Cactoideae

Echinocereus coccineus

The Cactoideae are the largest subfamily of the cactus family ( Cactaceae ). They combine tiny, only an inch wide and columnar up to 20 meters tall cactus.

Description

The Cactoideae are perennial, succulent plants that grow singly or in large groups and usually or sometimes form Shrubs Trees. Many species of woody aged somewhat. Most species grow terrestrial, but there are also some epiphytes. The roots are fibrous and then sometimes spread wide and flat below the earth's surface, tap roots or sometimes succulent beets, which may be more voluminous than the above-ground shoots. The shoots are ribbed, sometimes to Platykladien flattened, or the ribs are partly or completely dissolved in a spiral extending warts. They are green and have taken on the task of photosynthesis. The leaves are almost always completely reduced or converted to standing on areoles thorns. The few exceptions ( Corryocactus brevistylus, Matucana aureiflora, rhipsalis lumbricoides ), the leaves are tiny, scale-like and quickly obsolete. The thorns are, however multiform (round or flattened, straight or hook-shaped ), often is to distinguish between a areola border and differently shaped central spines. Glochids are not available.

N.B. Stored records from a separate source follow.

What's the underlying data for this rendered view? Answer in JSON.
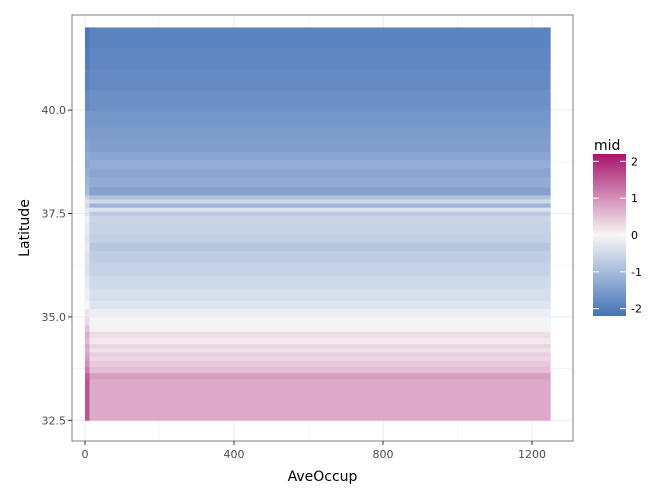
{
  "chart_data": {
    "type": "heatmap",
    "title": "",
    "xlabel": "AveOccup",
    "ylabel": "Latitude",
    "xlim": [
      -35,
      1310
    ],
    "ylim": [
      32.0,
      42.3
    ],
    "x_ticks": [
      0,
      400,
      800,
      1200
    ],
    "y_ticks": [
      32.5,
      35.0,
      37.5,
      40.0
    ],
    "x_tick_labels": [
      "0",
      "400",
      "800",
      "1200"
    ],
    "y_tick_labels": [
      "32.5",
      "35.0",
      "37.5",
      "40.0"
    ],
    "x_range": [
      0,
      1250
    ],
    "y_range": [
      32.5,
      42.0
    ],
    "grid": true,
    "legend": {
      "title": "mid",
      "placement": "right",
      "range": [
        -2.2,
        2.2
      ],
      "ticks": [
        2,
        1,
        0,
        -1,
        -2
      ],
      "tick_labels": [
        "2",
        "1",
        "0",
        "-1",
        "-2"
      ],
      "low_color": "#4472b8",
      "mid_color": "#f7f7f7",
      "high_color": "#a8146c"
    },
    "rows": [
      {
        "y0": 32.5,
        "y1": 33.5,
        "left": 1.6,
        "value": 0.75
      },
      {
        "y0": 33.5,
        "y1": 33.65,
        "left": 1.5,
        "value": 0.85
      },
      {
        "y0": 33.65,
        "y1": 33.8,
        "left": 1.2,
        "value": 0.55
      },
      {
        "y0": 33.8,
        "y1": 33.95,
        "left": 1.0,
        "value": 0.45
      },
      {
        "y0": 33.95,
        "y1": 34.05,
        "left": 0.9,
        "value": 0.3
      },
      {
        "y0": 34.05,
        "y1": 34.15,
        "left": 0.8,
        "value": 0.4
      },
      {
        "y0": 34.15,
        "y1": 34.25,
        "left": 0.7,
        "value": 0.2
      },
      {
        "y0": 34.25,
        "y1": 34.35,
        "left": 0.8,
        "value": 0.35
      },
      {
        "y0": 34.35,
        "y1": 34.5,
        "left": 0.6,
        "value": 0.15
      },
      {
        "y0": 34.5,
        "y1": 34.65,
        "left": 0.7,
        "value": 0.25
      },
      {
        "y0": 34.65,
        "y1": 34.8,
        "left": 0.5,
        "value": 0.05
      },
      {
        "y0": 34.8,
        "y1": 35.0,
        "left": 0.3,
        "value": -0.05
      },
      {
        "y0": 35.0,
        "y1": 35.2,
        "left": 0.2,
        "value": -0.15
      },
      {
        "y0": 35.2,
        "y1": 35.4,
        "left": 0.0,
        "value": -0.3
      },
      {
        "y0": 35.4,
        "y1": 35.7,
        "left": -0.1,
        "value": -0.4
      },
      {
        "y0": 35.7,
        "y1": 36.0,
        "left": -0.2,
        "value": -0.5
      },
      {
        "y0": 36.0,
        "y1": 36.3,
        "left": -0.3,
        "value": -0.6
      },
      {
        "y0": 36.3,
        "y1": 36.6,
        "left": -0.3,
        "value": -0.7
      },
      {
        "y0": 36.6,
        "y1": 36.8,
        "left": -0.2,
        "value": -0.8
      },
      {
        "y0": 36.8,
        "y1": 37.0,
        "left": -0.3,
        "value": -0.65
      },
      {
        "y0": 37.0,
        "y1": 37.3,
        "left": -0.2,
        "value": -0.6
      },
      {
        "y0": 37.3,
        "y1": 37.45,
        "left": -0.1,
        "value": -0.55
      },
      {
        "y0": 37.45,
        "y1": 37.55,
        "left": -0.3,
        "value": -0.75
      },
      {
        "y0": 37.55,
        "y1": 37.65,
        "left": -0.2,
        "value": -0.35
      },
      {
        "y0": 37.65,
        "y1": 37.75,
        "left": -0.5,
        "value": -1.1
      },
      {
        "y0": 37.75,
        "y1": 37.85,
        "left": -0.3,
        "value": -0.5
      },
      {
        "y0": 37.85,
        "y1": 37.95,
        "left": -0.6,
        "value": -0.9
      },
      {
        "y0": 37.95,
        "y1": 38.15,
        "left": -1.0,
        "value": -1.4
      },
      {
        "y0": 38.15,
        "y1": 38.4,
        "left": -1.1,
        "value": -1.25
      },
      {
        "y0": 38.4,
        "y1": 38.6,
        "left": -1.2,
        "value": -1.35
      },
      {
        "y0": 38.6,
        "y1": 38.8,
        "left": -1.3,
        "value": -1.2
      },
      {
        "y0": 38.8,
        "y1": 39.0,
        "left": -1.3,
        "value": -1.35
      },
      {
        "y0": 39.0,
        "y1": 39.3,
        "left": -1.4,
        "value": -1.45
      },
      {
        "y0": 39.3,
        "y1": 39.6,
        "left": -1.5,
        "value": -1.5
      },
      {
        "y0": 39.6,
        "y1": 40.0,
        "left": -1.6,
        "value": -1.6
      },
      {
        "y0": 40.0,
        "y1": 40.5,
        "left": -1.8,
        "value": -1.7
      },
      {
        "y0": 40.5,
        "y1": 41.0,
        "left": -1.9,
        "value": -1.8
      },
      {
        "y0": 41.0,
        "y1": 41.5,
        "left": -2.0,
        "value": -1.85
      },
      {
        "y0": 41.5,
        "y1": 42.0,
        "left": -2.1,
        "value": -1.9
      }
    ]
  }
}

The sessile flowers usually appear singly, sometimes in small groups from the areoles, axillae or lying between these furrows. They are almost always hermaphroditic and mostly radial symmetry, sometimes zygomorphic. Depending on the adjustment to the pollinators they open during the day or at night. The flower tubes are 0.2 to 15 (rarely to 30) cm long. The five to 50 bracts have a different shape; they change from outside to inside of bract similar to kronblattähnlichen forms. The flowers contain many ( 50 to over 1500) stamens. Three to many ( up to 100 ) carpels are fused to an inferior ovary. Each flower contains only a stylus with a number of scars according to the number of carpels. Pollination is rare due to the wind ( Anemogamie ), usually by animals ( Zoogamie ), while the pollinator (depending on the taxon ) is very large: insects ( Entomogamie ), birds ( Ornithophilie ) or bats ( Chiropterophilie ).

The berries are either strikingly colored at maturity and then usually fleshy or inconspicuously and then dehydration. They contain one to about 3000 seeds, which have 0.3 to 5 mm in diameter, are yellowish, reddish, brown or black and do not have a hard seed coat.

The main differences to differentiate to the other subfamilies are

  • Missing glochids,
  • Lack of seed coat,
  • Missing, or at least extremely reduced leaves.

System

The subfamily Cactoideae is divided into nine tribes, and contains about 100 genera and 1500 species:

Synonyms are Blossfeldioideae Crozier, 2004 and Rhipsalidoideae Burnett, 1835.